De commissie constateert dat het technisch overleg verheldering heeft geboden die door de memorie van toelichting bij het wetsvoorstel en latere parlementaire stukken niet is geboden.

De commissie acht het noodzakelijk ten behoeve van kenbaarheid voor de bevolking deze verheldering op schrift te stellen. Na het uitbrengen van verslag van nader schriftelijk overleg zal de behandeling door de Kamer worden hervat.

De commissie verzoekt u een begrijpelijke toelichting te verschaffen op de wet. Met name de techniek van de bestaande Wet geluidhinder zou beter uitgelegd moeten worden om vervolgens uit te leggen welke gevolgen de wijziging van artikel 100 kan hebben. Vooral het onderscheid tussen bestaande en toekomstige gevallen zou verduidelijkt moeten worden, waarbij ook aangegeven zou moeten worden welke redelijke verwachtingen bewoners van woningen waarvoor geen hogere waarde is vastgesteld mochten en mogen hebben.

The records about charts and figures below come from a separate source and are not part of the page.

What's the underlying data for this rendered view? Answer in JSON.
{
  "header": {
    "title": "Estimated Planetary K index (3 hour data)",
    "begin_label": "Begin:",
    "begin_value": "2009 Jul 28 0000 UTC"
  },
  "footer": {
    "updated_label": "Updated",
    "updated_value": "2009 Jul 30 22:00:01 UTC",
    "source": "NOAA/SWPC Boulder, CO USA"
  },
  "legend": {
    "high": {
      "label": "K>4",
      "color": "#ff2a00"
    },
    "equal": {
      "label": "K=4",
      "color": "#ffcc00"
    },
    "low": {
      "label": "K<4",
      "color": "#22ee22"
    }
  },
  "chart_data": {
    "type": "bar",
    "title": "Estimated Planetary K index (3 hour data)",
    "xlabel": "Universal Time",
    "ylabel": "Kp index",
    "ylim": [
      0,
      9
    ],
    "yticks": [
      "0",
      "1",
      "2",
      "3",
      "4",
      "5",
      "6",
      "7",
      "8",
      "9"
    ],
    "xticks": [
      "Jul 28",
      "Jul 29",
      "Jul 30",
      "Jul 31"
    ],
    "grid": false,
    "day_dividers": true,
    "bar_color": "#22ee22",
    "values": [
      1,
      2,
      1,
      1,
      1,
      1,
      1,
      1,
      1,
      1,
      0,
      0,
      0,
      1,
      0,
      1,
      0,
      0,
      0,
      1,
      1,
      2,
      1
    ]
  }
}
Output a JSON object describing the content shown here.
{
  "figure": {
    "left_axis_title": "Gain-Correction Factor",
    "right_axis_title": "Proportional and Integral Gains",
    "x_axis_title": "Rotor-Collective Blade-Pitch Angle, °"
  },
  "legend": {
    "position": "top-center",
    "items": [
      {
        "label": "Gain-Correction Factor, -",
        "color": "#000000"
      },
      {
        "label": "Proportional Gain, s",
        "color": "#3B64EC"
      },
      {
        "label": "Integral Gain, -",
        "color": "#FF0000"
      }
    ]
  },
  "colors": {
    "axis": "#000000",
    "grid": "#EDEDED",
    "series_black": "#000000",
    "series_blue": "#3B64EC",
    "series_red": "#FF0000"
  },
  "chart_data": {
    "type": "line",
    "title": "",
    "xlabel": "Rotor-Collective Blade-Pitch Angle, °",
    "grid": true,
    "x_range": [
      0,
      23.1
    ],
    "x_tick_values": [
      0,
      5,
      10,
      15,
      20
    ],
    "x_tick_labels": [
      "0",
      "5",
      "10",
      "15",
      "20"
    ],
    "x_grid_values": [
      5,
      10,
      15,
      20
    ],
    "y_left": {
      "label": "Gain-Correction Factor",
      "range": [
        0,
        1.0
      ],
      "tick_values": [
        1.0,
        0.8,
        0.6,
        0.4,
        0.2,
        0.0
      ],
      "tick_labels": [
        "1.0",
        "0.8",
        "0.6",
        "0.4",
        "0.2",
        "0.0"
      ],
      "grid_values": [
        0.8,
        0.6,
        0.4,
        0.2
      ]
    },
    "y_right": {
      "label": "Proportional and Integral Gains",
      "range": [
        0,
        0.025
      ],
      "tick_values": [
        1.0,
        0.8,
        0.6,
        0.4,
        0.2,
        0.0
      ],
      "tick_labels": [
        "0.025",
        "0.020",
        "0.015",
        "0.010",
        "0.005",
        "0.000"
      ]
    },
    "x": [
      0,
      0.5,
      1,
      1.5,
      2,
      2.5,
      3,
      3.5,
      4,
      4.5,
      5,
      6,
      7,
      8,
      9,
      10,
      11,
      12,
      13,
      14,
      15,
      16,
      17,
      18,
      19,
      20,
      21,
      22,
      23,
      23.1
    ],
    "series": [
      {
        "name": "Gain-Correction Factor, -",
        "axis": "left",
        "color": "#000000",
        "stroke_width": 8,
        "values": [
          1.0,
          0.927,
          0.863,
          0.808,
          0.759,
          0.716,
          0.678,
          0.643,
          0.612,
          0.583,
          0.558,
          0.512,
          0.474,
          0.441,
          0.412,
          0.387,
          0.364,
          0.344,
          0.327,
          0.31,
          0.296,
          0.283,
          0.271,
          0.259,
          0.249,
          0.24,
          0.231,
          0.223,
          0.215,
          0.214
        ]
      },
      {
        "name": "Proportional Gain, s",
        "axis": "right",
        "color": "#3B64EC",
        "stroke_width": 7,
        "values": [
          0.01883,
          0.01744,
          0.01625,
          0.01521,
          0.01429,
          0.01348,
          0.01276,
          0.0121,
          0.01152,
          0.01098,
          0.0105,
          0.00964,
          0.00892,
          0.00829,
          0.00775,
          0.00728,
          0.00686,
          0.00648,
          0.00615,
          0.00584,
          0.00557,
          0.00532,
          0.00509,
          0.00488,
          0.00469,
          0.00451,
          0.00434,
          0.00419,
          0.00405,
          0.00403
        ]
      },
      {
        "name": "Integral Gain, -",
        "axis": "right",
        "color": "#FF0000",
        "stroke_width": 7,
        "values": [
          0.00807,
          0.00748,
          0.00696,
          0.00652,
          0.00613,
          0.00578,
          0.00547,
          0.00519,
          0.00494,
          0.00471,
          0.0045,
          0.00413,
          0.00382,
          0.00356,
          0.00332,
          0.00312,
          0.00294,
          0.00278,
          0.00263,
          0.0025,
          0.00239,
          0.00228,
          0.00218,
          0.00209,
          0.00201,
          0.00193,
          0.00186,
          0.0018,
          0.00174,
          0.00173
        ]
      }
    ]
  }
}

Tenslotte refereert u in uw brief van 5 december jl. aan paragraaf 7.2 van de memorie van toelichting waarin een volgende fase wordt aangekondigd. Daarin is beargumenteerd dat er van is afgezien nu een ingrijpende wijziging voor te stellen, omdat in de volgende fase van de modernisering van het geluidsinstrumentarium de invoering van geluidproductieplafonds is voorzien.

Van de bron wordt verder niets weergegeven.